Trinidad: Parents open up after 7-year-old son chokes to death while eating pholourie

Shazard Mohamed

(Trinidad Express) The mother of seven-year-old Shazard Mohamed is living a nightmare no parent ever wants to encounter.

Sheriffa Shyam is now sharing her story hoping to prevent another tragedy like the one she experienced on Monday afternoon.

The mother of two went to Clarke Rochard Government School to pick up her son, a standard one pupil, at around 3.15 p.m.

His favourite snack was pholourie, she said, and Shyam bought a bag from a vendor outside the school.

The mother said she broke a piece of the pholourie and fed it to her son.

What happened next would change her life forever.

In an interview at the family’s home at Platanite Trace, Penal, Shyam broke down in tears as she recalled the incident.

She was supported by her husband, Sheriff Mohamed, and her mother, Jennifer Shyam.

The grandmother said: “Since this happened yesterday she is not herself. She told us that she bought the pholourie for the child outside the school. She shared it for a few children who were waiting for transportation and then break a piece and fed it to her son.

He immediately started to choke and she began knocking his back. It didn’t come out so she pushed her finger into his throat trying to take it out. His mouth locked with her finger inside.”

Shyam managed to remove piece of the pholourie but her son fell unconscious.

Passers-by attempted to help as the distraught mother performed cardiopulmonary resuscitation (CPR) on her child.

He was pronounced dead at the Siparia Health Facility.

Father Sheriff Mohamed said he was not satisfied with the response of the Emergency Medical Services.

“The ambulance took almost an hour to get there. I was in Corinth and I was able to drive to Siparia Health Facility and my child was not there yet. A passer-by was preparing to take him to the hospital when the ambulance reached,” he said.

Mohamed, a heavy equipment operator, questioned whether his son’s life would have been saved had he received urgent medical care.

“A whole hour passed, now I am wondering if they could have saved his life. I cannot believe my son lost his life with a little piece of pholourie. A brilliant child gone just like that. Somebody could have saved him,” he said.

Shyam said her son was a healthy child who loved to make his family laugh.

She said he loved pholourie and would often ask her to make the snack at home.

The mother recalled the last family vacation in Tobago.

“Carnival Friday we went to Tobago and stayed the entire week. He had a ball, dancing and even entered a limbo competition at the hotel. He was accustomed eating pholourie, that was not his first time,” she said.

Relatives said the boy’s nine-year-old sister, also a pupil at the school, was devastated.

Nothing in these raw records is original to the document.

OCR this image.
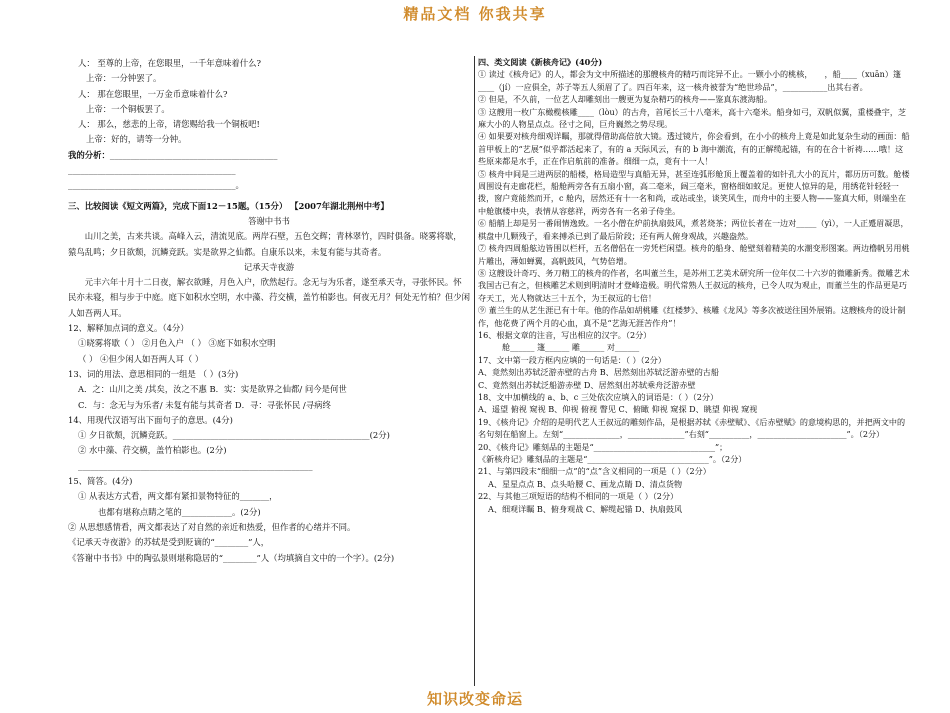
精品文档 你我共享
人： 至尊的上帝，在您眼里，一千年意味着什么?
上帝：一分钟罢了。
人： 那在您眼里，一万金币意味着什么?
上帝：一个铜板罢了。
人： 那么，慈悲的上帝，请您赐给我一个铜板吧!
上帝：好的，请等一分钟。
我的分析：________________________________________
________________________________________
________________________________________。
三、比较阅读《短文两篇》，完成下面12－15题。（15分） 【2007年湖北荆州中考】
答谢中书书
山川之美，古来共谈。高峰入云，清流见底。两岸石壁，五色交辉；青林翠竹，四时俱备。晓雾将歇，猿鸟乱鸣；夕日欲颓，沉鳞竞跃。实是欲界之仙都。自康乐以来，未复有能与其奇者。
记承天寺夜游
元丰六年十月十二日夜，解衣欲睡，月色入户，欣然起行。念无与为乐者，遂至承天寺，寻张怀民。怀民亦未寝，相与步于中庭。庭下如积水空明，水中藻、荇交横，盖竹柏影也。何夜无月？何处无竹柏？但少闲人如吾两人耳。
12、解释加点词的意义。（4分）
①晓雾将歇（ ） ②月色入户 （ ） ③庭下如积水空明
（ ） ④但少闲人如吾两人耳（ ）
13、词的用法、意思相同的一组是 （ ）(3分)
A．之：山川之美 /其矣，汝之不惠 B．实：实是欲界之仙都/ 问今是何世
C．与：念无与为乐者/ 未复有能与其奇者 D．寻：寻张怀民 /寻病终
14、用现代汉语写出下面句子的意思。(4分)
① 夕日欲颓，沉鳞竞跃。_______________________________________________(2分)
② 水中藻、荇交横，盖竹柏影也。(2分)
________________________________________________________
15、简答。(4分)
① 从表达方式看，两文都有紧扣景物特征的_______，
也都有堪称点睛之笔的____________。(2分)
② 从思想感情看，两文都表达了对自然的亲近和热爱，但作者的心绪并不同。
《记承天寺夜游》的苏轼是受到贬谪的“________”人，
《答谢中书书》中的陶弘景则堪称隐居的“________”人（均填摘自文中的一个字）。(2分)
四、类文阅读《新核舟记》(40分)
① 读过《核舟记》的人，都会为文中所描述的那艘核舟的精巧而诧异不止。一颗小小的桃核，　　，船____（xuān）篷____（jí）一应俱全，苏子等五人须眉了了。四百年来，这一核舟被誉为“绝世珍品”，___________出其右者。
② 但是，不久前，一位艺人却雕刻出一艘更为复杂精巧的核舟——鉴真东渡海船。
③ 这艘用一枚广东橄榄核雕____（lòu）的古舟，首尾长三十八毫米，高十六毫米。船身如弓，双帆似翼，重楼叠宇，芝麻大小的人物星点点。径寸之间，巨舟巍然之势尽现。
④ 如果要对核舟细观详瞩，那就得借助高倍放大镜。透过镜片，你会看到，在小小的核舟上竟是如此复杂生动的画面：船首甲板上的“艺展”似乎都活起来了，有的 a 天际风云，有的 b 海中潮流，有的正解缆起锚，有的在合十祈祷……哦！这些原来都是水手，正在作启航前的准备。细细一点，竟有十一人！
⑤ 核舟中间是三进两层的船楼，格局造型与真船无异，甚至连弧形舱顶上覆盖着的如针孔大小的瓦片，都历历可数。舱楼周围设有走廊花栏，船舱两旁各有五扇小窗，高二毫米，阔三毫米，窗格细如蚊足。更使人惊异的是，用绣花针轻轻一拨，窗户竟能然而开，c 舱内，居然还有十一名和尚，或站或坐，谈笑风生，而舟中的主要人物——鉴真大师，则端坐在中舱旗楼中央，表情从容慈祥，两旁各有一名弟子侍坐。
⑥ 船艄上却是另一番闹情逸致。一名小僧在炉前执扇鼓风，煮茗烧茶；两位长者在一边对_____（yì），一人正蹙眉凝思，棋盘中几颗残子，看来搏杀已到了最后阶段；还有两人俯身观战，兴趣盎然。
⑦ 核舟四周船舷边皆围以栏杆，五名僧侣在一旁凭栏闲望。核舟的船身、舱壁刻着精美的水潮变形图案。两边橹帆另用桃片雕出，薄如蝉翼，高帆鼓风，气势倍增。
⑧ 这艘设计奇巧、务刀精工的核舟的作者，名叫董兰生，是苏州工艺美术研究所一位年仅二十六岁的微雕新秀。微雕艺术我国古已有之，但核雕艺术则到明清时才登峰造极。明代常熟人王叔远的核舟，已令人叹为观止，而董兰生的作品更是巧夺天工，光人物就达三十五个，为王叔远的七倍！
⑨ 董兰生的从艺生涯已有十年。他的作品如胡桃雕《红楼梦》、核雕《龙风》等多次被送往国外展销。这艘核舟的设计制作，他花费了两个月的心血，真不是“艺海无涯苦作舟”！
16、根据文章的注音，写出相应的汉字。（2分）
舱______ 篷______ 雕______ 对______
17、文中第一段方框内应填的一句话是：（ ）（2分）
A、竟然刻出苏轼泛游赤壁的古舟 B、居然刻出苏轼泛游赤壁的古船
C、竟然刻出苏轼泛船游赤壁 D、居然刻出苏轼乘舟泛游赤壁
18、文中加横线的 a、b、c 三处依次应填入的词语是：（ ）（2分）
A、遥望 俯视 窥视 B、仰视 俯视 瞥见 C、俯瞰 仰视 窥探 D、眺望 仰视 窥视
19、《核舟记》介绍的是明代艺人王叔远的雕刻作品，是根据苏轼《赤壁赋》、《后赤壁赋》的意境构思的，并把两文中的名句刻在船窗上。左刻“______________，______________”右刻“__________，______________________”。（2分）
20、《核舟记》雕刻品的主题是“______________________________”；
《新核舟记》雕刻品的主题是“______________________________”。（2分）
21、与第四段末“细细一点”的“点”含义相同的一项是（ ）（2分）
A、星星点点 B、点头哈腰 C、画龙点睛 D、清点货物
22、与其他三项短语的结构不相同的一项是（ ）（2分）
A、细观详瞩 B、俯身观战 C、解缆起锚 D、执扇鼓风
知识改变命运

Shazard’s body was removed to the San Fernando Mortuary where an autopsy was performed. It found that he died from asphyxiation due to obstruction of the upper airway.

Training for teachers

Trinidad and Tobago Unified Teachers’ Association (TTUTA) president Antonia De Freitas said the union will begin discussions on whether teachers should be trained to deal with medical situations.

De Freitas was responding to comments that teachers were not trained in performing the Heimlich manoeuvre, which can save a child’s life.

She said teachers were required, however, to assist and support in a “crisis” situation as far as humanly possible.

“I am sure the teachers would have called the ambulance for the parents. However, as to whether we can mandate that, that is a discussion we need to have as a union and the employer because there will always be risks involved in terms of persons who are not trained medically regarding treating someone, especially for young children,” she said.

De Freitas said the union would begin discussions with its members, the Health Ministry and Education Ministry on the issue.